Ayr brain tumour woman in daily pain after 18-month diagnosis delay

Heather Dearie visited four doctors before receiving the news

Author: Tom GrantPublished 11th Mar 2025
Last updated 11th Mar 2025

An Ayr woman who was misdiagnosed for 18 months before being told she had a brain tumour admits she lives with pain everyday – more than a decade after her diagnosis.

In 2009, blurred vision and severe headaches took Heather Dearie to four different doctors who diagnosed her with everything from migraines, stress and having an underactive thyroid.

But after then going deaf down one side and a GP finding nothing wrong with her ears, Heather was finally given an MRI scan that discovered a benign tumour on her brain.

By then it was too late, as she had to come to terms with living with facial paralysis, 50 per cent deafness, balance and vision issues, fatigue, nerve damage and muscle spasms, issues Heather believes wouldn’t have incurred if the tumour had been discovered when she first started having problems.

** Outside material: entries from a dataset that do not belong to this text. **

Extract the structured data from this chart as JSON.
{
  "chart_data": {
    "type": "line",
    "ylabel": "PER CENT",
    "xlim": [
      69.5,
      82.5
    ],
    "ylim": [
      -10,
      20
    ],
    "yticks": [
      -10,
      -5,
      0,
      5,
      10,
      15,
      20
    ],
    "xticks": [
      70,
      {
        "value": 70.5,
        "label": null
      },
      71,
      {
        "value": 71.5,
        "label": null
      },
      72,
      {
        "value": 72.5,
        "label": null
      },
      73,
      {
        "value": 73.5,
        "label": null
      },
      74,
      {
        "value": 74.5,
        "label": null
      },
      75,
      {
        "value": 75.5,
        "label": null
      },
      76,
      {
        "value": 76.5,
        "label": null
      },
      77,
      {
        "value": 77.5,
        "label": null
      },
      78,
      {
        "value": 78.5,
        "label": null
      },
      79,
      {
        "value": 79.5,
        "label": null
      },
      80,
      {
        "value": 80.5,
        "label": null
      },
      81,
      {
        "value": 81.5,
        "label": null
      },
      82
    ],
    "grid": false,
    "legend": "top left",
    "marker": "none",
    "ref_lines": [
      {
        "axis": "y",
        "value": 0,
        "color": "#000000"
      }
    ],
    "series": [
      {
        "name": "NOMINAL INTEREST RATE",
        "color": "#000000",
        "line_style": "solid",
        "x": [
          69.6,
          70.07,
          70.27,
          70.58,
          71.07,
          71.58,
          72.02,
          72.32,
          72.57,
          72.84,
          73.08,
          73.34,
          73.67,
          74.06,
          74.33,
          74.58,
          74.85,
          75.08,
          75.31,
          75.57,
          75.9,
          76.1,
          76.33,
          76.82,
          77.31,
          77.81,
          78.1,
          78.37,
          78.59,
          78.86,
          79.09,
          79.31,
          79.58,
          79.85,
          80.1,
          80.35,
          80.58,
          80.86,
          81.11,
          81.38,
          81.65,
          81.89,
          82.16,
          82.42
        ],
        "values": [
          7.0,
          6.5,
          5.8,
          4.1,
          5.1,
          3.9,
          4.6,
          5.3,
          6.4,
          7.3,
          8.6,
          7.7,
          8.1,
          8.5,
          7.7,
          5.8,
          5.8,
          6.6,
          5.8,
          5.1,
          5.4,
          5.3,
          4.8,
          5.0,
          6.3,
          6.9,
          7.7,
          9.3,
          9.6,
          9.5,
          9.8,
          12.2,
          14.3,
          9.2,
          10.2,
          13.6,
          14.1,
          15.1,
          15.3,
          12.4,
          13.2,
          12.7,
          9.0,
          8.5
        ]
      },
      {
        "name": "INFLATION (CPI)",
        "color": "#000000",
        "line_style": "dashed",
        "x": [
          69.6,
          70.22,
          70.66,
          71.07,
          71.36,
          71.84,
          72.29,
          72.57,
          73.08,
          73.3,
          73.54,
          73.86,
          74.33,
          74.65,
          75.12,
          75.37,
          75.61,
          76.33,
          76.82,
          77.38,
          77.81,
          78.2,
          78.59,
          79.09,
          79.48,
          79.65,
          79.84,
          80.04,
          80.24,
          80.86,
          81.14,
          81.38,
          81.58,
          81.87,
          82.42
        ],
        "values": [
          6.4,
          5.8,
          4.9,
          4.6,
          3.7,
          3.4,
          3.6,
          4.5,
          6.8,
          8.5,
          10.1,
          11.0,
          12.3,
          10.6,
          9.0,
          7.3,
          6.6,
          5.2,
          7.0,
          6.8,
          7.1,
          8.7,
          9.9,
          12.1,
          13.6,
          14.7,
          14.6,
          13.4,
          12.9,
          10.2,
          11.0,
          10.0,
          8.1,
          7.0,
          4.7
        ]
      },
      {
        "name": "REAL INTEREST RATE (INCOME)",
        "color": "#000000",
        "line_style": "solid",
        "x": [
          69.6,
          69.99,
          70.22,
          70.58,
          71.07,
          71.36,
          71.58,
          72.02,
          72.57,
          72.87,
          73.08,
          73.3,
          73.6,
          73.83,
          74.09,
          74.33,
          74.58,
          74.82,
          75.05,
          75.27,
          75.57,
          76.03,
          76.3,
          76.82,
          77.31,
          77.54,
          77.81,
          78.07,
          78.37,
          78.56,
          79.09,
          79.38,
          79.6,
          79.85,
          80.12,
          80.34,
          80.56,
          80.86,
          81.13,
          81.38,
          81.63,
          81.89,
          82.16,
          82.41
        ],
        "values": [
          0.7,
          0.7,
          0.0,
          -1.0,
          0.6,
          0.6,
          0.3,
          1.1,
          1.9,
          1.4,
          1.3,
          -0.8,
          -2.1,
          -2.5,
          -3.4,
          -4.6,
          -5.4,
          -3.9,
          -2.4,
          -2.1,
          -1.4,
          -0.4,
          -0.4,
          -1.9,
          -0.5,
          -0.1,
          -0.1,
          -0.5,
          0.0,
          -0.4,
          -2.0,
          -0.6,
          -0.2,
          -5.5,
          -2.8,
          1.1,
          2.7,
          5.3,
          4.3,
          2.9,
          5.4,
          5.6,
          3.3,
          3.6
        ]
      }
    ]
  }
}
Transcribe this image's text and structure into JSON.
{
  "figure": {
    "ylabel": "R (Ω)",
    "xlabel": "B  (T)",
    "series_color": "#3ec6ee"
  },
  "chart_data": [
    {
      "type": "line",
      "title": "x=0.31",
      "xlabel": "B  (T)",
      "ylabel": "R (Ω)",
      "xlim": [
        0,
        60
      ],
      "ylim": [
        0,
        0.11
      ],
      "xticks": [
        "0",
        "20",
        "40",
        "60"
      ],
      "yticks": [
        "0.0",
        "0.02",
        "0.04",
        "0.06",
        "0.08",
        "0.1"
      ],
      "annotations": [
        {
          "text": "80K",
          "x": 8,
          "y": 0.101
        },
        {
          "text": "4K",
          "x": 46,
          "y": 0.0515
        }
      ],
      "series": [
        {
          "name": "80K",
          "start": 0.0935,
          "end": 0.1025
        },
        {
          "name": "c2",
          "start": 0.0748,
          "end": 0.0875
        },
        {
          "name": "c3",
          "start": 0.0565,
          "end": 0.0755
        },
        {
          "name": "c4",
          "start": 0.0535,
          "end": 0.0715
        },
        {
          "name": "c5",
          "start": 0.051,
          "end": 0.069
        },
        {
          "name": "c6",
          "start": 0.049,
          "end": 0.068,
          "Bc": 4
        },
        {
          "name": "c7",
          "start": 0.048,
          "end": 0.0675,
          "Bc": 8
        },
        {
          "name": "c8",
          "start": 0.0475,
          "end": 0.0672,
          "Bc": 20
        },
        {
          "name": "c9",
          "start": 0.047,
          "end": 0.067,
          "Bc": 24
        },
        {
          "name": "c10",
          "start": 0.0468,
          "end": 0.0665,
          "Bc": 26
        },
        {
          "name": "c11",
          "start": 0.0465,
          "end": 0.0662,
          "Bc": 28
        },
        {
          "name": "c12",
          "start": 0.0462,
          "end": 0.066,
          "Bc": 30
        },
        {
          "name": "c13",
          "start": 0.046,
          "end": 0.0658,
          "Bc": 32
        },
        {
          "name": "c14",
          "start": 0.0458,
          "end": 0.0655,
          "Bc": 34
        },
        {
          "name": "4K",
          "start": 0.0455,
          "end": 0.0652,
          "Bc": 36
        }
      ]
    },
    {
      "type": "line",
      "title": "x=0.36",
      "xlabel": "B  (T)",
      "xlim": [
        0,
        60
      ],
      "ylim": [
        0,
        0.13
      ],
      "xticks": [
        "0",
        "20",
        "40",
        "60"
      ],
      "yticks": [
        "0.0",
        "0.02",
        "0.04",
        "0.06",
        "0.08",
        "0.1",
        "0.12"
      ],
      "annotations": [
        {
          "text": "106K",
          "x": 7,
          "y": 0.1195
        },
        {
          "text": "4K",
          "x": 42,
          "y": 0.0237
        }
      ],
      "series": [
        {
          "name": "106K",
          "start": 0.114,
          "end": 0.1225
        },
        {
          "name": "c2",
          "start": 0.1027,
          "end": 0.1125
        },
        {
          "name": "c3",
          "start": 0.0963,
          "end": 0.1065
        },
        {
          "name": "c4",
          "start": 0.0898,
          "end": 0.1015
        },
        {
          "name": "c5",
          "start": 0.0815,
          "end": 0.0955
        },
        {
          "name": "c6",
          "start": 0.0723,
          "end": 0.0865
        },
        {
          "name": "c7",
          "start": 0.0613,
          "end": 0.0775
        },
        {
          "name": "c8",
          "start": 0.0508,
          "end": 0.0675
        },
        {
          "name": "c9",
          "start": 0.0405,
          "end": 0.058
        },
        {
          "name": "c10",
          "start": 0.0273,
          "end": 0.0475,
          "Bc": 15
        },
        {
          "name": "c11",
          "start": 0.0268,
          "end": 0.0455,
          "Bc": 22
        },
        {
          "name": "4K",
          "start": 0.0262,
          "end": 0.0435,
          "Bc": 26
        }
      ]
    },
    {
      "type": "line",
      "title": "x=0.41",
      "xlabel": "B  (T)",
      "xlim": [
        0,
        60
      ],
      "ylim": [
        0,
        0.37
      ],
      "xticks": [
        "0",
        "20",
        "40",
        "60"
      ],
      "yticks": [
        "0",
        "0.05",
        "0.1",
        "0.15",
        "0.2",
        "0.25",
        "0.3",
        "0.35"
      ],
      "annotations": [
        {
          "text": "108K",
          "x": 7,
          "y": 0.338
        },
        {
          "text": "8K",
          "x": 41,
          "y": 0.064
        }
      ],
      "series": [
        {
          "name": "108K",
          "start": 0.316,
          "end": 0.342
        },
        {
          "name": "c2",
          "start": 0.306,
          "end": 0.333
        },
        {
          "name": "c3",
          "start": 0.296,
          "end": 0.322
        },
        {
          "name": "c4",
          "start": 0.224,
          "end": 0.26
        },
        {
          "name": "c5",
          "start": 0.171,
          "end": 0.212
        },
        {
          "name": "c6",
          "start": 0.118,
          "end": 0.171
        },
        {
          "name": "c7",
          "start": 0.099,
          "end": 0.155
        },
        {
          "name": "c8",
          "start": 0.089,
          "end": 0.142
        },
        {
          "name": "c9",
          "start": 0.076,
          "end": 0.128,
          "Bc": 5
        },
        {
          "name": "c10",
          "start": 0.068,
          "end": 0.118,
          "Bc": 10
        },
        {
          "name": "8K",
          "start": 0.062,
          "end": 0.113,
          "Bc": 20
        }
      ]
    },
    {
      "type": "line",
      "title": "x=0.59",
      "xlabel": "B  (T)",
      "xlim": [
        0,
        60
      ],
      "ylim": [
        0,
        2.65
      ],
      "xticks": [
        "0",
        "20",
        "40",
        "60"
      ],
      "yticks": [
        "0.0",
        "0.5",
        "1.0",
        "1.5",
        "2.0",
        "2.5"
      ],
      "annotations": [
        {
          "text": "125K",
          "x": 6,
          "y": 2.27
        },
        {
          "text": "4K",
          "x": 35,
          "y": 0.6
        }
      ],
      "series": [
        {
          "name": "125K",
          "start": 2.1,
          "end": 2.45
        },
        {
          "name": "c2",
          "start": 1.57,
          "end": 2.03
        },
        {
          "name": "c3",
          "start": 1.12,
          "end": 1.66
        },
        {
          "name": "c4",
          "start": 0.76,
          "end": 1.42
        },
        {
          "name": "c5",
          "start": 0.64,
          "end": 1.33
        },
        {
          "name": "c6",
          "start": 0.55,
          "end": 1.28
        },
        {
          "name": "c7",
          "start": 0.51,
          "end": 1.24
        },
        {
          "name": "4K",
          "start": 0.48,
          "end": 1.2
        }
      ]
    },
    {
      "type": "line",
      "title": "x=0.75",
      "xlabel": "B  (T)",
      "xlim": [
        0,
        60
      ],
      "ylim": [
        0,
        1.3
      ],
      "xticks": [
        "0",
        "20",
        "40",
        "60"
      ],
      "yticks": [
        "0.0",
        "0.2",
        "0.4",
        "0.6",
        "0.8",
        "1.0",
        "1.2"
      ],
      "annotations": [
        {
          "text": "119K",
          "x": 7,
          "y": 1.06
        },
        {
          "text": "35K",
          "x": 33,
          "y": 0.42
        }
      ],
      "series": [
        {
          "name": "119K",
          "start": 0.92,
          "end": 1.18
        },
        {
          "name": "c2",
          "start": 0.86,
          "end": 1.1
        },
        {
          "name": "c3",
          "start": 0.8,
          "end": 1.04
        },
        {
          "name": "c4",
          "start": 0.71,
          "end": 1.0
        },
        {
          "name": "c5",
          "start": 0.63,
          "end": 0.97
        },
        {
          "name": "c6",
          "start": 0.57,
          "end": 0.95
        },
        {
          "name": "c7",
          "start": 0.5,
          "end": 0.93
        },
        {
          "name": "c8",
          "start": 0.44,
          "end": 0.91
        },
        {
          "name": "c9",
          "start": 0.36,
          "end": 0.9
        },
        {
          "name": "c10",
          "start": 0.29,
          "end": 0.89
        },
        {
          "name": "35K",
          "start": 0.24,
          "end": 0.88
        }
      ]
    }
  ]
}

She said: “I was angry and frustrated at the time, but now I am just so used to it all.

“If I woke up and I wasn’t in pain, I would wonder what was wrong with me, as I haven’t had a pain-free day since 2010.”

Before adding: “At the time, it was just so frustrating, because you are constantly going to the doctor, and they are just fobbing you off with just normal illnesses.

“I knew there was something not right, but I didn’t expect it to be a brain tumour.”

According to data published by Public Health Scotland last November, brain cancer patients in Scotland are the most likely of all cancer patients to be diagnosed in A&E – not at a GP.

“Nothing’s changed,” Heather continued.

“It’s still very much a post code lottery, and there are still people being diagnosed too late.

“There are still people dying because they are diagnosed too late, there is no change since I was diagnosed in 2010.”

Heather is heading to the Scottish Parliament on Wednesday to call on MSPs to support her in putting in place a gold standard timed diagnostic pathway for primary care.

She will attend a Parliamentary reception to mark Brain Tumour Awareness Month.

Heather finished: “I’d just like MSPs to be more proactive in brain tumour, because more people under 40 dies from brain tumours than any other cancer.

“But it’s still very much unknown to a lot of people.”